Com casa cheia, Senado cassa mandato de Demóstenes Torres
Por 56 votos
favoráveis, 19 contrários e cinco abstenções, o plenário considerou o
ex-senador do DEM culpado da acusação de quebra de decoro parlamentar,
ao colocar seu mandato a serviço da organização criminosa chefiada por
Carlos Augusto Ramos, o Carlinhos Cachoeira. Com isso, Demóstenes
ficará inelegível até 2027.
Brasília - Em
votação secreta, o plenário do Senado aprovou a cassação do senador
Demóstenes Torres (sem partido-GO), nesta quarta (11), por 56 votos
favoráveis, 19 contrários e cinco abstenções. Ele foi considerado
culpado da acusação protocolada pelo PSOL de quebra de decoro
parlamentar, ao colocar seu mandato a serviço da organização criminosa
chefiada por Carlos Augusto Ramos, o Carlinhos Cachoeira, preso desde
fevereiro. Considerado até quatro meses atrás o principal quadro
nacional do DEM, Demóstenes, agora, ficará inelegível até 2027.
Primeiro orador
da sessão extraordinária que reuniu 80 dos 81 senadores da Casa, o
senador Humberto Costa (PT-PE), relator do processo contra Demóstenes
na Comissão de Ética, destacou o caráter técnico do seu parecer, no
qual elencou provas de que o democrata agiu de forma incompatível com
as exigências do cargo. “O senador praticou irregularidades graves no
desempenho do mandato, abusou de prerrogativas asseguradas aos membros
do senado federal e recebeu vantagens indevidas”, resumiu.
Segundo o
relator, Demóstenes, como membro da Comissão de Constituição e Justiça
(CCJ), segurou, por dois anos, a votação do projeto de lei que tornava
os bingos ilegais.

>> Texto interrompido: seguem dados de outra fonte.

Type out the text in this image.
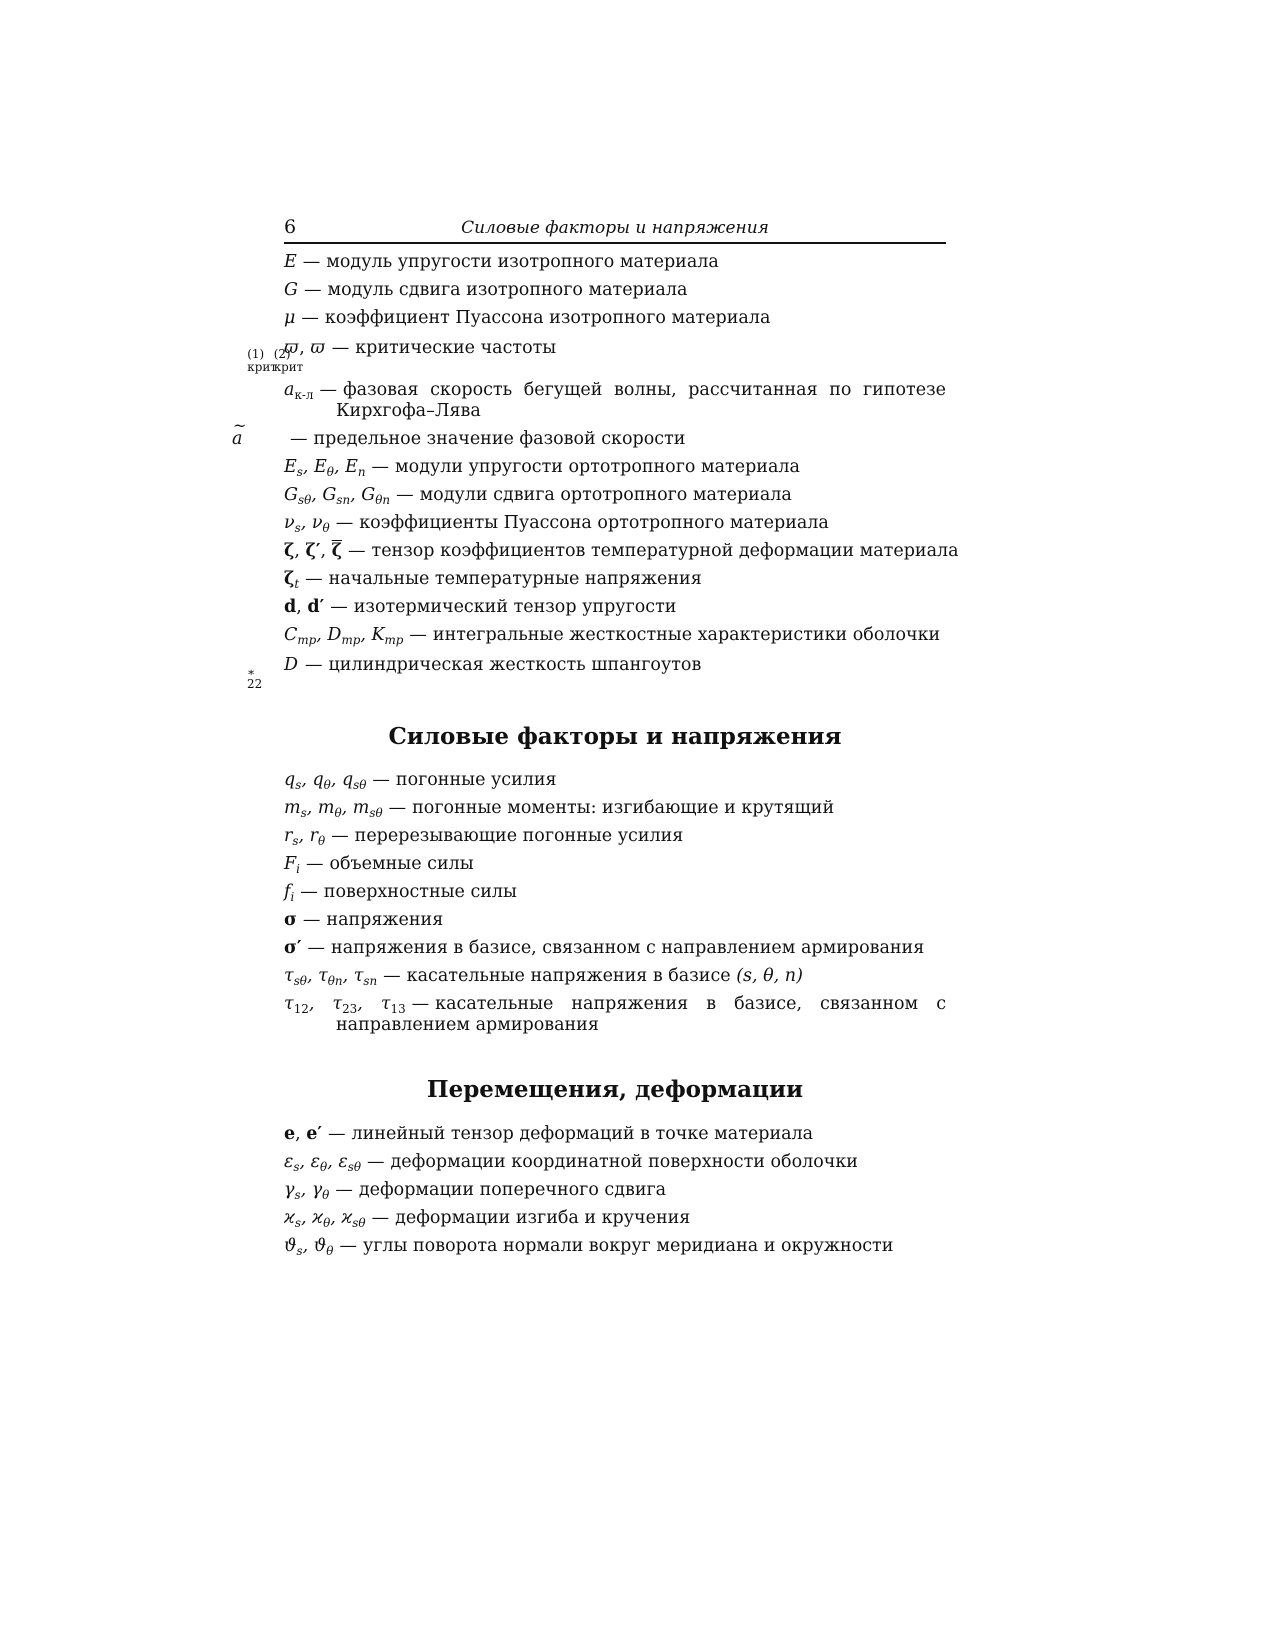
6	Силовые факторы и напряжения
E — модуль упругости изотропного материала
G — модуль сдвига изотропного материала
μ — коэффициент Пуассона изотропного материала
ϖ
(1)
крит
, ϖ
(2)
крит
— критические частоты
$a_{к-л}$ — фазовая скорость бегущей волны, рассчитанная по гипотезе Кирхгофа–Лява
a	— предельное значение фазовой скорости
$E_s$, $E_\theta$, $E_n$ — модули упругости ортотропного материала
$G_{s\theta}$, $G_{sn}$, $G_{\theta n}$ — модули сдвига ортотропного материала
$\nu_s$, $\nu_\theta$ — коэффициенты Пуассона ортотропного материала
ζ, ζ′, $\overline{\zeta}$ — тензор коэффициентов температурной деформации материала
$\zeta_t$ — начальные температурные напряжения
d, d′ — изотермический тензор упругости
$C_{mp}$, $D_{mp}$, $K_{mp}$ — интегральные жесткостные характеристики оболочки
D
∗
22
— цилиндрическая жесткость шпангоутов
Силовые факторы и напряжения
$q_s$, $q_\theta$, $q_{s\theta}$ — погонные усилия
$m_s$, $m_\theta$, $m_{s\theta}$ — погонные моменты: изгибающие и крутящий
$r_s$, $r_\theta$ — перерезывающие погонные усилия
$F_i$ — объемные силы
$f_i$ — поверхностные силы
σ — напряжения
σ′ — напряжения в базисе, связанном с направлением армирования
$\tau_{s\theta}$, $\tau_{\theta n}$, $\tau_{sn}$ — касательные напряжения в базисе (s, θ, n)
$\tau_{12}$, $\tau_{23}$, $\tau_{13}$ — касательные напряжения в базисе, связанном с направлением армирования
Перемещения, деформации
e, e′ — линейный тензор деформаций в точке материала
$\varepsilon_s$, $\varepsilon_\theta$, $\varepsilon_{s\theta}$ — деформации координатной поверхности оболочки
$\gamma_s$, $\gamma_\theta$ — деформации поперечного сдвига
$ϰ_s$, $ϰ_\theta$, $ϰ_{s\theta}$ — деформации изгиба и кручения
$ϑ_s$, $ϑ_\theta$ — углы поворота нормали вокруг меридиана и окружности
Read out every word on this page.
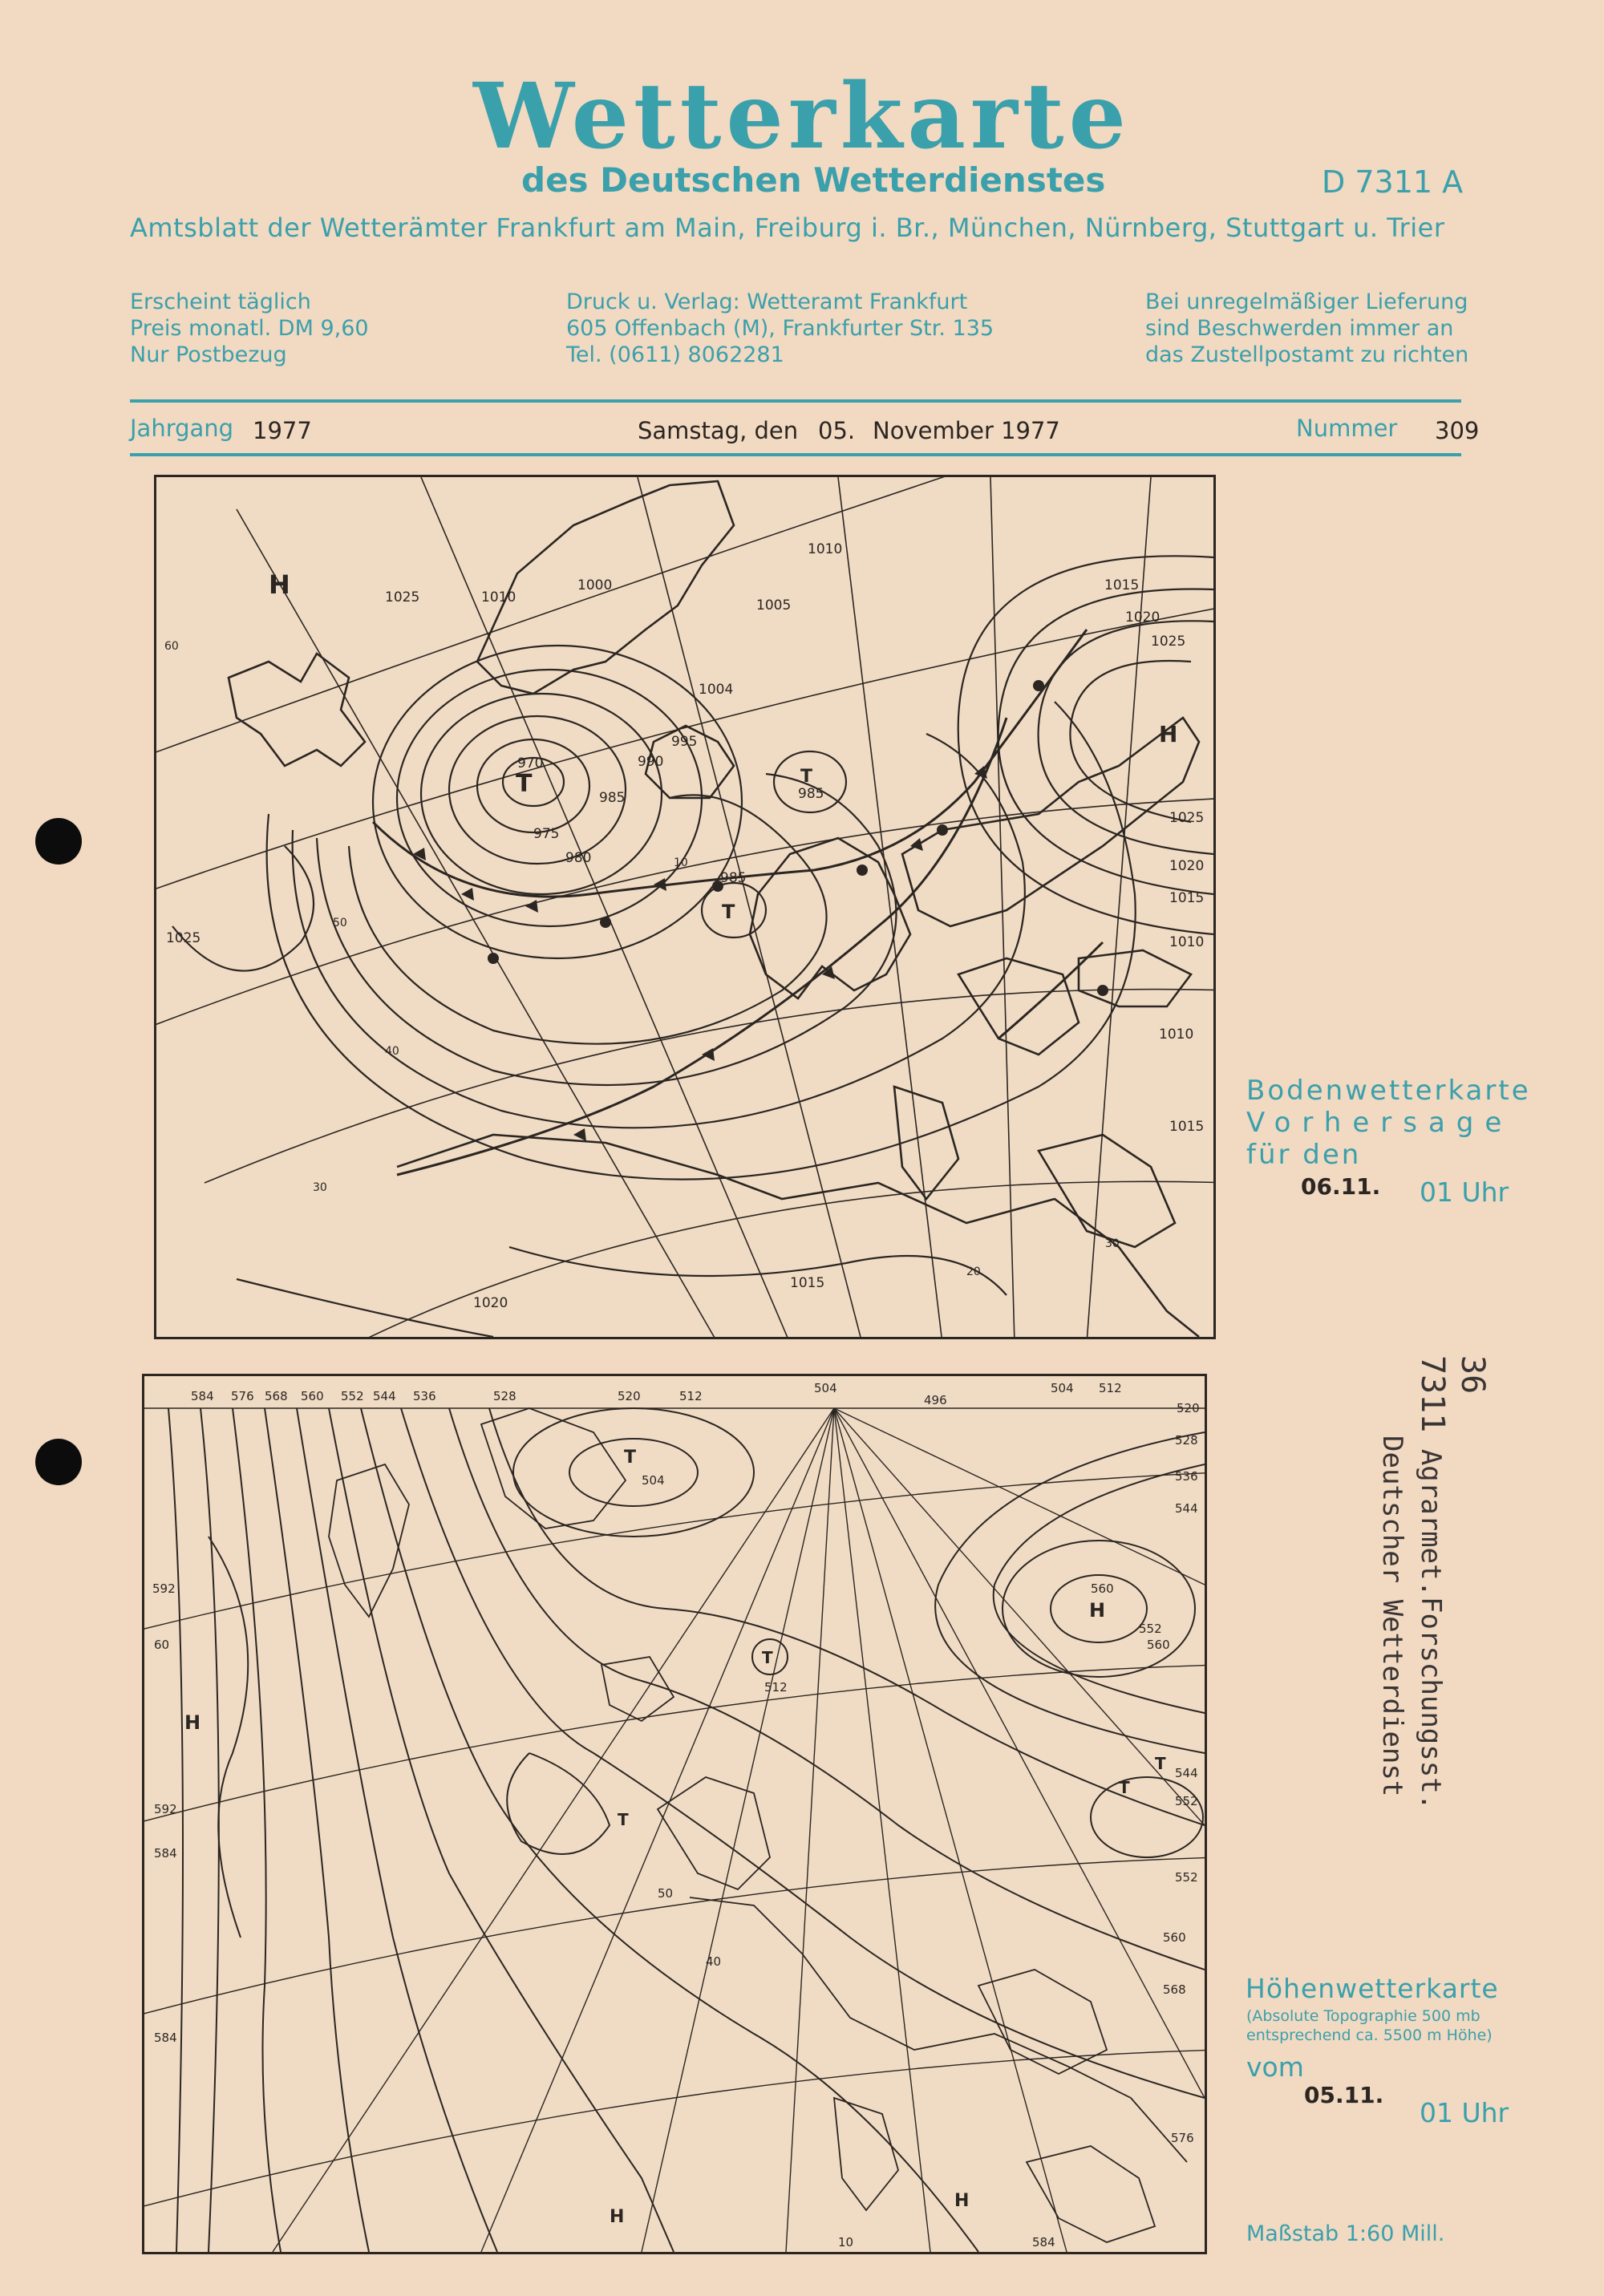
Wetterkarte
des Deutschen Wetterdienstes	D 7311 A
Amtsblatt der Wetterämter Frankfurt am Main, Freiburg i. Br., München, Nürnberg, Stuttgart u. Trier
Erscheint täglich
Preis monatl. DM 9,60
Nur Postbezug
Druck u. Verlag: Wetteramt Frankfurt
605 Offenbach (M), Frankfurter Str. 135
Tel. (0611) 8062281
Bei unregelmäßiger Lieferung
sind Beschwerden immer an
das Zustellpostamt zu richten
Jahrgang 1977	Samstag, den 05. November 1977	Nummer 309
H
H
T	T
T
1025	1010
1000
1010
1005
1015
1020
1025
1004
995
990
985
970
975
980
985
985
1025
1025
1020
1015
1010
1010
1015
1015
1020
60
50
40
30
20
30
10
Bodenwetterkarte
Vorhersage
für den
06.11. 01 Uhr
584 576 568 560 552 544 536	528	520	512
504
496
504 512
520
528
536
544
552
560
552
544
552
560
568
576
H
H
H
H
T
T
T
T
T
504
512
592
592
584
584
584
560
60
50
40
10
Höhenwetterkarte
(Absolute Topographie 500 mb
entsprechend ca. 5500 m Höhe)
vom
05.11.
01 Uhr
Maßstab 1:60 Mill.
36
7311 Agrarmet.Forschungsst.
Deutscher Wetterdienst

Defendeu os interesses do contraventor em órgãos da
administração federal e estadual. Participou do processo de blindagem
à Cachoeira, informando-o de uma operação contra jogos ilegais montada
pela Polícia Federal (PF). Percebeu vantagens não lícitas, como o
telefone Nextel habilitado nos Estados Unidos, que servia como
principal meio de comunicação entre os membros da organização
criminosa. E ainda nomeou servidores a pedido da organização.
Costa ressaltou,
ainda, o fato de Demóstenes ter mentido em plenário, quando afirmou
que seu único vínculo com Cachoeira era uma despretensiosa relação de
amizade. E sustentou que o representado faltou com a verdade quando
disse desconhecer a natureza das atividades ilícitas desenvolvidas
pelo amigo contraventor. “O senhor participou da CPI dos Bingos que
indiciou Cachoeira por seis crimes, incluindo lavagem de dinheiro”,
acrescentou.
O senador Pedro
Taques (PDT-MT), relator do processo na CCJ, destacou a
constitucionalidade do processo que, conforme ele, seguiu todos os
ritos regimentais do Senado. Taques atestou também que Demóstenes foi
assistido por advogado, teve acesso ao processo e pode produzir provas
em seu favor. “Foram satisfeitos os requesitos da ampla defesa e do
contraditório”, garantiu.
Os discursos dos
demais senadores que usaram a tribuna exaltaram a necessidade de
moralização do Senado e da adoção do voto aberto para todas as
matérias parlamentares. Parlamentares como Mario Couto (PSDB-PA) e
Ricardo Ferraço (PMDB-ES), que defenderam Demóstenes quando as
denúncias contra ele começaram a ganhar as manchetes dos jornais,
chegaram a fazer um mea culpa. “Fui um dos 43 senadores que, diante
das primeiras denúncias, me manifestei em favor dele. Mas senti o peso
da traição”, justificou Ferraço.
Em nome do PSOL,
o senador Randolfe Rodrigues (AP) ressaltou as motivações que levaram
o partido a entrar com a representação contra Demóstenes. “A Operação
Monte Carlo, da PF, flagrou 289 ligações entre membros da organização
criminosa e o senador”, afirmou. De acordo com ele, as investigações
subsequentes não deixaram dúvidas de que o réu não mantinha com
Cachoeira relações apenas de amizade. “É por isso que o PSOL pede a
penalidade máxima, a cassação”, concluiu.
O advogado de
Demóstenes, Antônio Carlos de Almeida, o Kakay, centrou sua defesa na
tese da ilegalidade das provas obtidas. Segundo ele, as gravações
telefônicas realizadas com autorização judicial que flagraram as
conversas do senador com os membros da quadrilha não tem validade
legal porque não foram feitas com a autorização do Supremo Tribunal
Federal (STF). Além disso, ele contestou a fidelidade das gravações,
que não foram periciadas. “É ético cassar um senador com base em
gravações ilegais?”, questionou.
Em um discurso
eloquente, Demóstenes voltou a representar o papel de paladino da
moralidade que marcou sua atuação política. Se disse vítima da maior
perseguição já realizada contra um político no país. Acusou a
imprensa, a PF e o Ministério Público. “Não provaram nada contra mim.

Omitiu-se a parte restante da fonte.